America’s latest report card on science and engineering education arrived last month, and let’s just say that if our school system were a 16-year-old, it would be grounded immediately—and have the car keys taken away, too.
The key findings of the National Science Board’s were no surprise. Our schools have been lagging behind in the vital science, technology, engineering, and mathematics, or STEM, areas for several years now. With rising competition from economic and entrepreneurial powers like China and India, the American education system has its work cut out for it.
As an engineer and educator who works to translate science to teenagers, I think the root problem lies not in American students’ heads, but in their hands.
Our 21st-century students are media-saturated, tech-savvy, collaborative, and connected to a culture that has permanently altered the education experience. In 2008, an American high school or college science teacher who begins a lesson with “Open your books and turn to page X” might as well be speaking Mandarin or Pashto.
Contrary to the numbers, American students can quickly become passionate about STEM topics when they are taught in a hands-on way that clearly connects the content from the classroom to their lives and the world around them.
A skilled teacher equipped with cheap, hands-on tools like LEGOs, pingpong balls, and hair-dryer-powered hot air balloons can work magic in inspiring future scientists.
That isn’t to say that students can only grasp science and math concepts when they’re taught with Steve Jobs’ latest $500 toy, or that middle school teachers in Milwaukee must morph into “Mr. Wizard” overnight. But students do learn faster and more enthusiastically with surprisingly cost-effective methods that combine the American love of problem-solving and competition.
A skilled teacher equipped with cheap, hands-on tools like LEGOs, pingpong balls, and hair-dryer-powered hot air balloons can work magic in inspiring future scientists. National initiatives like Project Lead the Way’s pre-engineering program and the First LEGO League have already begun aggressively closing America’s science gap with methods that make learning fun.
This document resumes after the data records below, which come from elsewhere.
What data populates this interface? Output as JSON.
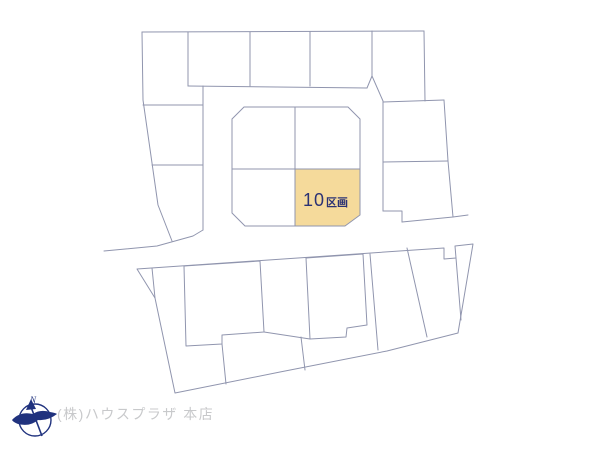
{
  "map": {
    "highlighted_lot": {
      "number": "10",
      "unit_label": "区画",
      "fill_color": "#f5da9b",
      "label_color": "#2b3274"
    },
    "line_color": "#9095ae"
  },
  "footer": {
    "compass_north_label": "N",
    "compass_color": "#20327e",
    "company_name": "(株)ハウスプラザ 本店",
    "company_color": "#c8c9cb"
  }
}
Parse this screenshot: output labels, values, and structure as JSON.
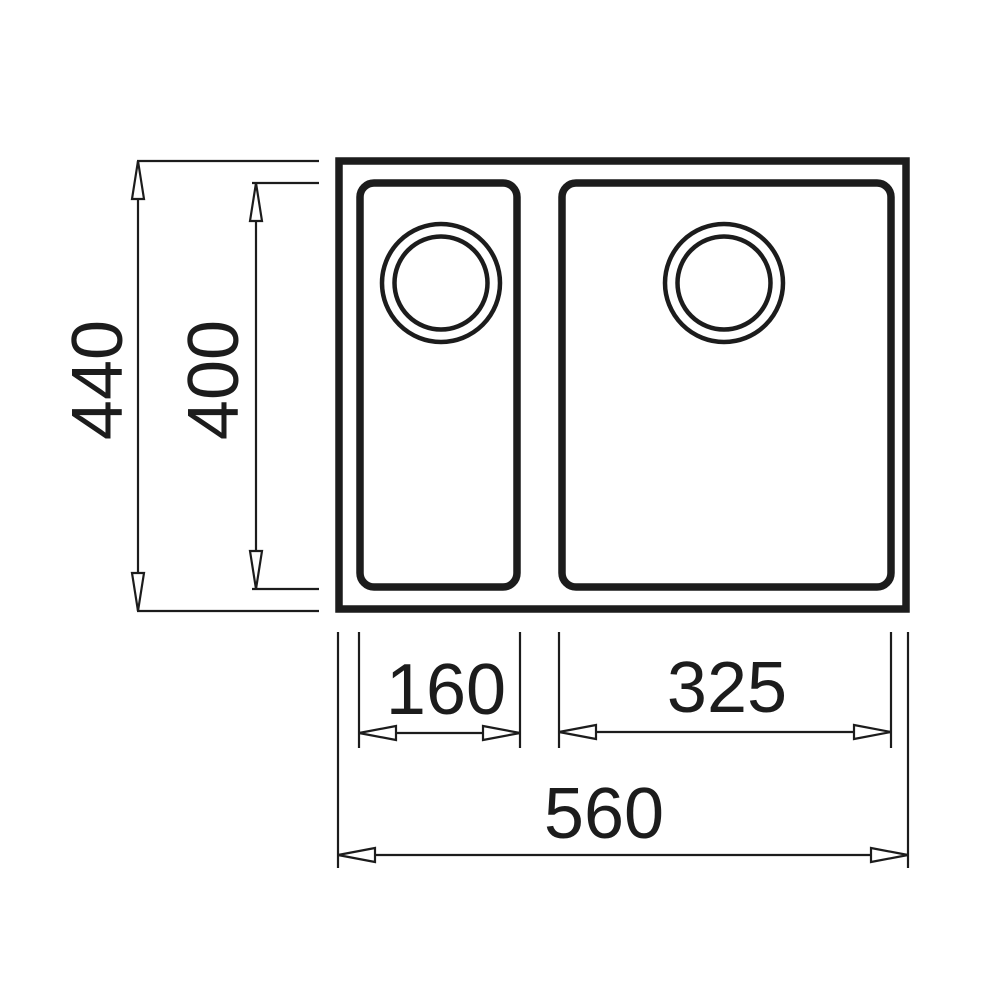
{
  "diagram": {
    "line_color": "#1c1c1c",
    "background_color": "#ffffff",
    "labels": {
      "overall_height": "440",
      "bowl_height": "400",
      "small_bowl_width": "160",
      "large_bowl_width": "325",
      "overall_width": "560"
    }
  }
}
Hands-on learning makes science relevant to students. When that spark of curiosity is fanned by strong teaching fundamentals in the classroom, both academic achievement and long-term interest in high-paying STEM careers rise.
I’ve seen some impressive evidence of what students can do when the hands-on/real-world connection clicks.
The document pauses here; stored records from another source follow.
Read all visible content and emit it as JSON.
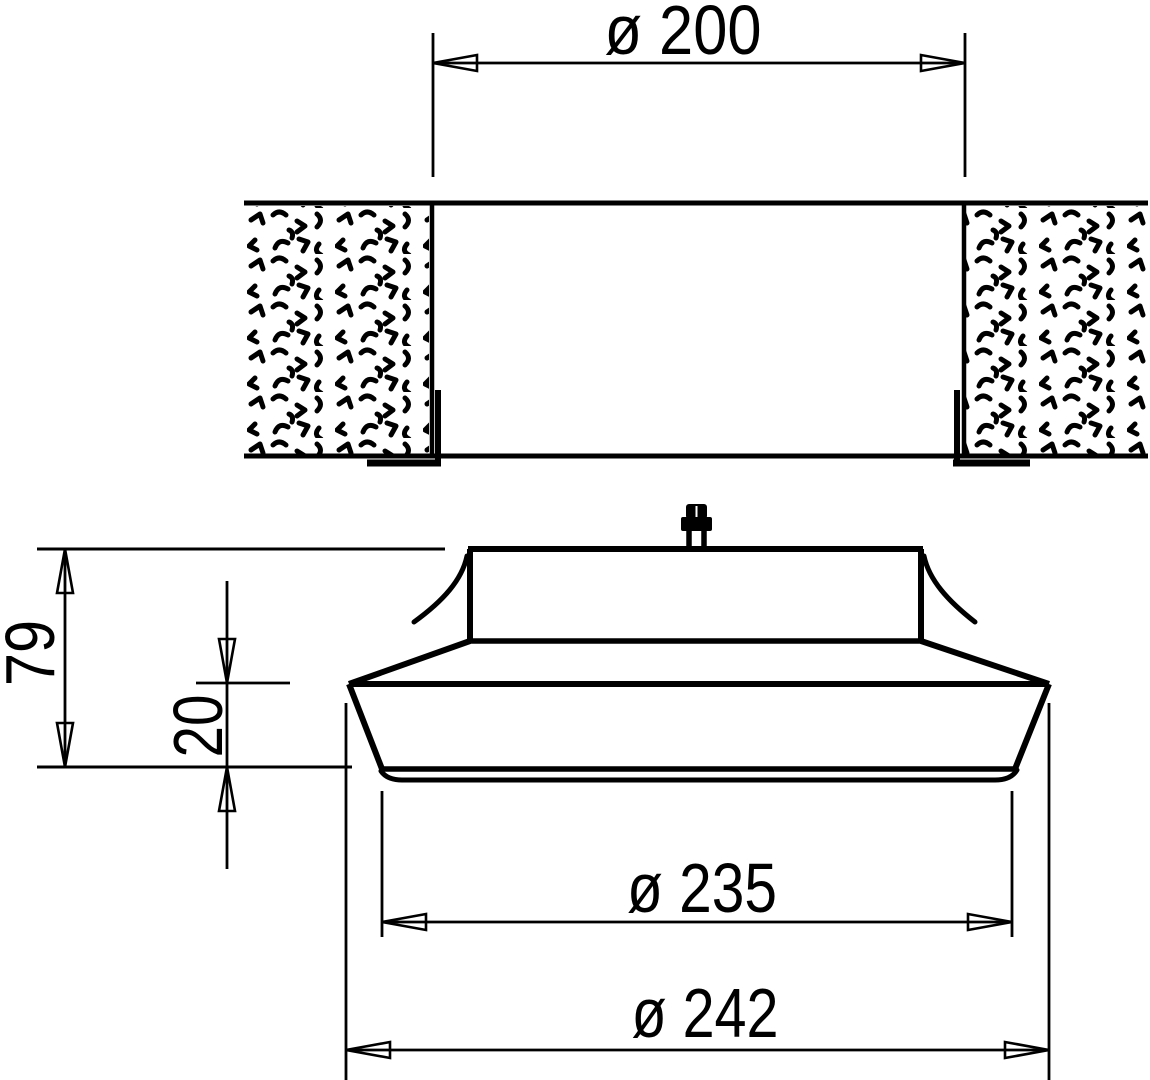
{
  "drawing": {
    "labels": {
      "duct_diameter": "ø 200",
      "overall_height": "79",
      "face_height": "20",
      "face_diameter": "ø 235",
      "flange_diameter": "ø 242"
    },
    "colors": {
      "line": "#000000",
      "background": "#ffffff"
    }
  }
}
I’ve met a female high school student from New York who designed a cellphone-activated remote-start system for her car. She starts the car remotely and tells it to call her back when the interior temperature is comfortably warm.
I’ve worked with other students who got involved in the renovation and expansion of their school’s cafeteria. They used professional-quality architectural software to design tables that made a more efficient use of space.
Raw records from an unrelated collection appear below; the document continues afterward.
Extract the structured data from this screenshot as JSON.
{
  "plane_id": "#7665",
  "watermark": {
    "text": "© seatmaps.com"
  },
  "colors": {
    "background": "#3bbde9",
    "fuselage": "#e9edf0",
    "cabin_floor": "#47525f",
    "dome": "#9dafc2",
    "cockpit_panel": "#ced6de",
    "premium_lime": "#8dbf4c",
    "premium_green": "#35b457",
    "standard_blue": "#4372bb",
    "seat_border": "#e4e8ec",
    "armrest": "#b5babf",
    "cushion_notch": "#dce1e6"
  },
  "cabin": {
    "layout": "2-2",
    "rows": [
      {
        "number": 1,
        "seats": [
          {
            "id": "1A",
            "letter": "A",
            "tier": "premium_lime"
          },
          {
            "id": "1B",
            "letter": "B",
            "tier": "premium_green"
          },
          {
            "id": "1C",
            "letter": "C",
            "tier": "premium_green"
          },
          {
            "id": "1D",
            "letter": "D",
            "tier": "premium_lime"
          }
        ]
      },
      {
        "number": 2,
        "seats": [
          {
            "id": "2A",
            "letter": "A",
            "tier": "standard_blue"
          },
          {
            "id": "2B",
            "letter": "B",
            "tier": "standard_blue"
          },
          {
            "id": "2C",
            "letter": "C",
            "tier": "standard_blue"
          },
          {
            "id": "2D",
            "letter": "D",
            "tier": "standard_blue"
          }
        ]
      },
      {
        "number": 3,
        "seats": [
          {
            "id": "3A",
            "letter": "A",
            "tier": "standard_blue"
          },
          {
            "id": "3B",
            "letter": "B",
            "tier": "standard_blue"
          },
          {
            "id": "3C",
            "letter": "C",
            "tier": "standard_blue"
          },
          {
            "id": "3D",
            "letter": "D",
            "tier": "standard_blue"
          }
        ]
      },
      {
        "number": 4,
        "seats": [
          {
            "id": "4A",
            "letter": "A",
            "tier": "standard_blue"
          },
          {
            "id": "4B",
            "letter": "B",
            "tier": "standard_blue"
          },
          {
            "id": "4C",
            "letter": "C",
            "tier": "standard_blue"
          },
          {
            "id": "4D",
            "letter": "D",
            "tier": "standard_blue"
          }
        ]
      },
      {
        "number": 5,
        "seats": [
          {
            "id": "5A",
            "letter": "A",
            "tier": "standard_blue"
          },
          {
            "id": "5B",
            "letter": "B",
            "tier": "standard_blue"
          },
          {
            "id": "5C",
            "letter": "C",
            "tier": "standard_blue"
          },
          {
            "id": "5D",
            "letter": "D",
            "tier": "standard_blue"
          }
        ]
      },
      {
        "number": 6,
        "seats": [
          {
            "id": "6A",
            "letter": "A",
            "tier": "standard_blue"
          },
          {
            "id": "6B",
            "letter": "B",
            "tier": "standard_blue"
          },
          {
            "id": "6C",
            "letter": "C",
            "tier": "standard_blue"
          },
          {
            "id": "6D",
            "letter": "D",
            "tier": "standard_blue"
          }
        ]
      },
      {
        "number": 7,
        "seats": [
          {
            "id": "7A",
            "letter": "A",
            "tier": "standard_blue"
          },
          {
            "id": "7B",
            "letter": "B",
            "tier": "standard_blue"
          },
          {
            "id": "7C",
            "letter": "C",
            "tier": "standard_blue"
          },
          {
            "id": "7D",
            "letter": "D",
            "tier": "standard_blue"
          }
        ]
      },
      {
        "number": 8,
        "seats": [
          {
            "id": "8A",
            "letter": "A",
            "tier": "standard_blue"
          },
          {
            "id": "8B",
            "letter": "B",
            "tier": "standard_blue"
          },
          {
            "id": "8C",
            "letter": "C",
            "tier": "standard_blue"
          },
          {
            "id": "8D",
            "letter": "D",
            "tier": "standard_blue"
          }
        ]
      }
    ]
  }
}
Americans don’t like coming in second, but our competitive spirit has always fostered innovations that made our country great, and it will continue to do so. Change can happen with the increased involvement of parents, government, and especially the high-tech corporations that have the most riding on building a skilled workforce.
It won’t be easy. Across the world, students are amazingly focused on improving their lives through education. In the African nation of Guinea, one of the world’s poorest countries, students study late into the night in airport parking lots because that’s the only reliable local source of electric light.
It can be intimidating to know that the U.S. class of 2012 will be competing against a world’s worth of driven students, but with the right approach, it can also be inspiring.
I, for one, am willing to bet that with a more hands-on teaching approach, for every 9th grader burning the midnight oil in Mumbai, there can be an inner-city American student whose LEGO creation could be a model for the next Mars Rover.